Partout en France, des enfants écoutent la voix de Servane Barrière, institutrice dans le Puy-de-Dôme, sans qu'elle ne le sache. Des comptines enregistrées en 2002 ont été publiées sans son accord sur la plateforme Youtube, et cumulent des centaines de millions de vues.
Les chiffres sont astronomiques, l'histoire a de quoi dérouter. Servane Barrière est enseignante à Volvic, en école maternelle. Le 10 janvier 2018, galette des rois oblige, elle veut faire écouter à ses jeunes marmots de petite section une célèbre comptine. Elle tape le titre dans le moteur de recherche Google, lance la première vidéo, et là …
"Je me rends immédiatement compte que la femme qui chante dans cette vidéo … c'est moi". Abasourdie, elle rentre chez elle le soir et réécoute la chanson au calme, sans le bruit de ses élèves. "C'était ma voix, j'en étais sûre à 200%. Mais je n'arrivais pas à y croire." Elle explore alors les vidéos similaires … 74 d'entre elles comportent sa voix, sur deux chaînes différentes. Certaines sont en ligne depuis une dizaine d'années, sans que Servane n'ait jamais été au courant. "Ainsi font, font, font" a été visionné plus de 10 millions de fois, "La Mère Michèle", plus de 30 millions de fois, et "Au clair de la lune" … 50 millions de fois.

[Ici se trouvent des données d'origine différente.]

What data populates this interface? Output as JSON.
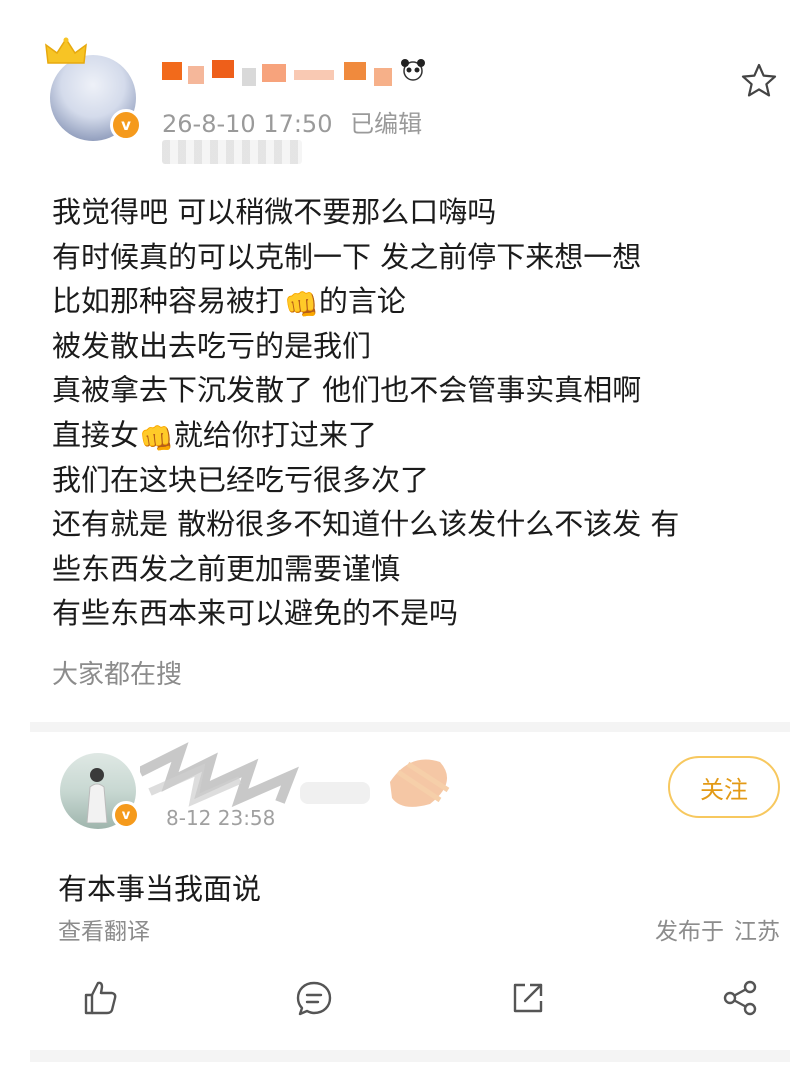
{
  "post": {
    "timestamp": "26-8-10 17:50",
    "edited_label": "已编辑",
    "lines": [
      {
        "parts": [
          {
            "t": "我觉得吧 可以稍微不要那么口嗨吗"
          }
        ]
      },
      {
        "parts": [
          {
            "t": "有时候真的可以克制一下 发之前停下来想一想"
          }
        ]
      },
      {
        "parts": [
          {
            "t": "比如那种容易被打"
          },
          {
            "emoji": "👊"
          },
          {
            "t": "的言论"
          }
        ]
      },
      {
        "parts": [
          {
            "t": "被发散出去吃亏的是我们"
          }
        ]
      },
      {
        "parts": [
          {
            "t": "真被拿去下沉发散了 他们也不会管事实真相啊"
          }
        ]
      },
      {
        "parts": [
          {
            "t": "直接女"
          },
          {
            "emoji": "👊"
          },
          {
            "t": "就给你打过来了"
          }
        ]
      },
      {
        "parts": [
          {
            "t": "我们在这块已经吃亏很多次了"
          }
        ]
      },
      {
        "parts": [
          {
            "t": "还有就是 散粉很多不知道什么该发什么不该发 有"
          }
        ]
      },
      {
        "parts": [
          {
            "t": "些东西发之前更加需要谨慎"
          }
        ]
      },
      {
        "parts": [
          {
            "t": "有些东西本来可以避免的不是吗"
          }
        ]
      }
    ],
    "search_label": "大家都在搜"
  },
  "comment": {
    "timestamp": "8-12 23:58",
    "follow_label": "关注",
    "text": "有本事当我面说",
    "translate_label": "查看翻译",
    "location_prefix": "发布于",
    "location": "江苏"
  },
  "icons": {
    "star": "star-outline-icon",
    "like": "thumbs-up-icon",
    "comment": "comment-bubble-icon",
    "repost": "repost-icon",
    "share": "share-icon"
  },
  "colors": {
    "accent_orange": "#f59a1c",
    "follow_border": "#f7c85f",
    "follow_text": "#e39a16",
    "muted_text": "#8c8c8c"
  }
}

Des enregistrements qui ne devaient pas être diffusés
Toutes ces chansons, Servane les a enregistrées en 2002. Son ex-époux, Laurent Havette, produit à l'époque des musiques instrumentales, quand un client, KFrance, lui demande de reprendre des comptines et chansons pour enfants célèbres, afin d'en faire des CDs de karaoké. Il les produit et les fournit à KFrance. Mais le client lui demande alors s'il est possible à titre d'exemple de rajouter une voix, pour imaginer le rendu final. Servane, qui n'a jamais chanté, se charge d'interpréter une trentaine de ces chansons, pour rendre service. "Elle n'a signé aucun contrat ni cession de droits, puisque ses interprétations n'avaient pas vocation à être diffusées, ce n'étaient que des maquettes", confirme Laurent Havette.Quelques années plus tard, la société KFrance est placée en liquidation judiciaire. Mais les enregistrements de la "chanteuse malgré elle" ne disparaissent pas pour autant. Ils réapparaissent, publiés par deux chaînes Youtube : Comptines et chansons et Chante comptines. De simples illustrations sont ajoutées pour accompagner la voix de l'institutrice. Ces vidéos vont alors connaître un succès monstre : 270 millions de vues en 10 ans. Et sur Youtube, les vues, c'est de l'argent. Pas loin de 100 000 € dans ce cas.
Le silence des chaînes Youtube
La Clermontoise contacte un avocat, qui charge un huissier de procèder à un constat. Une assurance indispensable, au cas où les vidéos disparraissent. "Après tout ce qu'il a dû écouter, l'huissier est en overdose de comptines, il ne faut plus lui parler du Pont d'Avignon ou de J'aime la galette", s'amuse Franck Boyer, qui défend Servane Barrière.Début juillet, l'avocat a adressé une mise en demeure aux deux chaînes incriminées. Moins de 48 heures après, la chaîne Chante comptines – la plus confidentielle des deux – disparaît temporairement de la plateforme de vidéos en ligne, avant de réapparaître quelques jours plus tard. Mais deux semaines après, toujours aucune réponse. Maître Boyer compte désormais assigner les chaînes devant le tribunal de grande instance de Lyon, dans le courant de l'été.
"Je ne fais pas ça pour devenir une star ou gagner de l'argent, mais simplement parce que ça ne se fait pas, c'est ma voix, c'est mon travail, j'estime que le minimum aurait été de me demander mon accord", s'insurge l'institutrice. Elle ne voit pas d'inconvénient à laisser ces vidéos en ligne, mais dans le cadre d'un accord avec les gérants des chaînes Youtube.
Contacté plusieurs fois par France 3, le gérant de la chaîne la plus importante - Comptines et chansons, qui dépasse le milliard de vues - n'a pas répondu à nos sollicitations.